Le seul aspect qui posait vraiment problème, c'était la question de savoir si j'avais le droit de mettre à disposition le code source de siproxd_orange, qui contenait du coup des informations d'interopérabilité obtenues par décompilation. J'étais en outre obligé de diffuser le code source, car siproxd est sous licence GPL et son système de plugins fonctionne par édition de liens dynamiques. Mais les jurisprudences autour de l'exception de décompilation sont rares et il incomberait à moi de prouver que mon travail satisfaisait toutes les conditions pour me prévaloir de cette exception, ce qui n'est pas certain. L'article de François Pellegrini à ce propos est une lecture intéressante.
J'avais donc prédit avec justesse que la réalisation de ce plugin pour siproxd était « à la limite de la légalité ». La question de savoir si mon travail était licite ou illicite était ténue.
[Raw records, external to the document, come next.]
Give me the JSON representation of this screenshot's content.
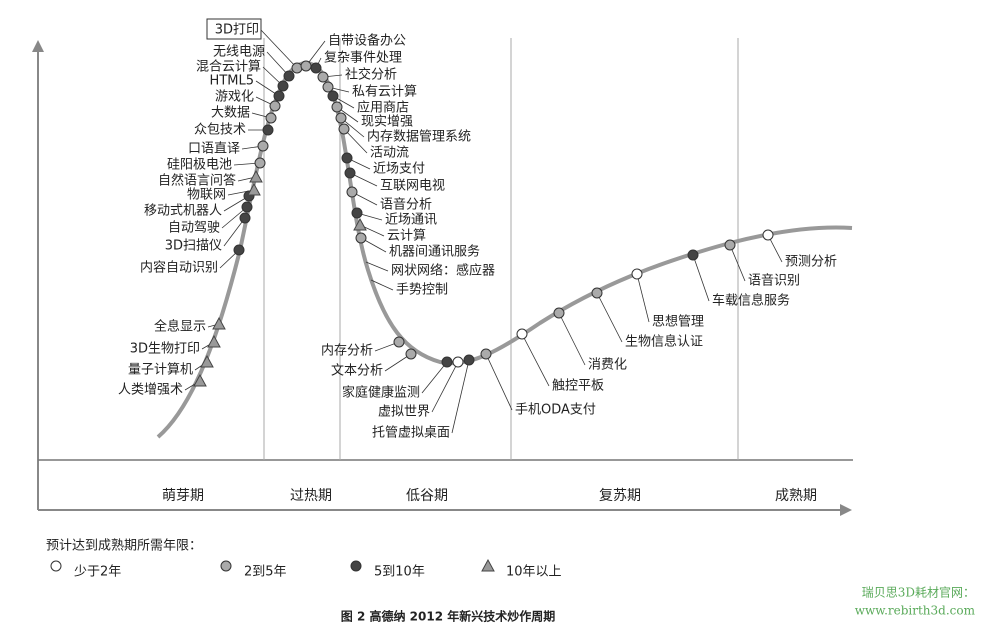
{
  "title": "图 2  高德纳 2012 年新兴技术炒作周期",
  "phases": [
    "萌芽期",
    "过热期",
    "低谷期",
    "复苏期",
    "成熟期"
  ],
  "legend": {
    "title": "预计达到成熟期所需年限：",
    "items": [
      {
        "label": "少于2年",
        "marker": "white"
      },
      {
        "label": "2到5年",
        "marker": "gray"
      },
      {
        "label": "5到10年",
        "marker": "dark"
      },
      {
        "label": "10年以上",
        "marker": "triangle"
      }
    ]
  },
  "nodes": [
    {
      "label": "人类增强术",
      "marker": "triangle"
    },
    {
      "label": "量子计算机",
      "marker": "triangle"
    },
    {
      "label": "3D生物打印",
      "marker": "triangle"
    },
    {
      "label": "全息显示",
      "marker": "triangle"
    },
    {
      "label": "内容自动识别",
      "marker": "dark"
    },
    {
      "label": "3D扫描仪",
      "marker": "dark"
    },
    {
      "label": "自动驾驶",
      "marker": "dark"
    },
    {
      "label": "移动式机器人",
      "marker": "dark"
    },
    {
      "label": "物联网",
      "marker": "triangle"
    },
    {
      "label": "自然语言问答",
      "marker": "triangle"
    },
    {
      "label": "硅阳极电池",
      "marker": "gray"
    },
    {
      "label": "口语直译",
      "marker": "gray"
    },
    {
      "label": "众包技术",
      "marker": "dark"
    },
    {
      "label": "大数据",
      "marker": "gray"
    },
    {
      "label": "游戏化",
      "marker": "gray"
    },
    {
      "label": "HTML5",
      "marker": "dark"
    },
    {
      "label": "混合云计算",
      "marker": "dark"
    },
    {
      "label": "无线电源",
      "marker": "dark"
    },
    {
      "label": "3D打印",
      "marker": "gray"
    },
    {
      "label": "自带设备办公",
      "marker": "gray"
    },
    {
      "label": "复杂事件处理",
      "marker": "dark"
    },
    {
      "label": "社交分析",
      "marker": "gray"
    },
    {
      "label": "私有云计算",
      "marker": "gray"
    },
    {
      "label": "应用商店",
      "marker": "dark"
    },
    {
      "label": "现实增强",
      "marker": "gray"
    },
    {
      "label": "内存数据管理系统",
      "marker": "gray"
    },
    {
      "label": "活动流",
      "marker": "gray"
    },
    {
      "label": "近场支付",
      "marker": "dark"
    },
    {
      "label": "互联网电视",
      "marker": "dark"
    },
    {
      "label": "语音分析",
      "marker": "gray"
    },
    {
      "label": "近场通讯",
      "marker": "dark"
    },
    {
      "label": "云计算",
      "marker": "triangle"
    },
    {
      "label": "机器间通讯服务",
      "marker": "gray"
    },
    {
      "label": "网状网络：感应器"
    },
    {
      "label": "手势控制"
    },
    {
      "label": "内存分析",
      "marker": "gray"
    },
    {
      "label": "文本分析",
      "marker": "gray"
    },
    {
      "label": "家庭健康监测",
      "marker": "dark"
    },
    {
      "label": "虚拟世界",
      "marker": "white"
    },
    {
      "label": "托管虚拟桌面",
      "marker": "dark"
    },
    {
      "label": "手机ODA支付",
      "marker": "gray"
    },
    {
      "label": "触控平板",
      "marker": "white"
    },
    {
      "label": "消费化",
      "marker": "gray"
    },
    {
      "label": "生物信息认证",
      "marker": "gray"
    },
    {
      "label": "思想管理",
      "marker": "white"
    },
    {
      "label": "车载信息服务",
      "marker": "dark"
    },
    {
      "label": "语音识别",
      "marker": "gray"
    },
    {
      "label": "预测分析",
      "marker": "white"
    }
  ],
  "watermark": [
    "瑞贝思3D耗材官网：",
    "www.rebirth3d.com"
  ]
}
J'ai pris des risques en proposant siproxd_orange ici. J'aurais pu faire le choix de continuer malgré les pressions et, si nécessaire, me défendre au tribunal. Mais dans le pire cas, je risquerais de perdre plus que juste la mention « néant » dans mon casier judiciaire.
Conclusion
Je suis vraiment triste de devoir prendre ce genre de décisions. Je suis triste à l'idée de décevoir le grand nombre de personnes qui semblaient intéressés par ce projet. Mais je suis surtout triste de devoir prendre des décisions contraires à mes valeurs de curiosité scientifique et de partage du savoir.
Il s'agissait de mon plus gros projet de rétroingénierie jusqu'à maintenant. Même en mettant hors ligne les archives des sources de siproxd_orange, je n'accepterai pas l'idée d'avoir sacrifié tous ces week-ends, toutes ces soirées et toutes ces pages de mon cahier de brouillon en vain.
L'étape d'après serait d'obtenir les informations nécessaires à l'interopérabilité par une autre voie que la décompilation, par une méthode qui m'autoriserait à les publier. Je n'en dirai pas plus ; je sais désormais que des salariés d'Orange ouvertement hostiles à ce projet me lisent.
En tout cas, je n'ai pas dit mon dernier mot.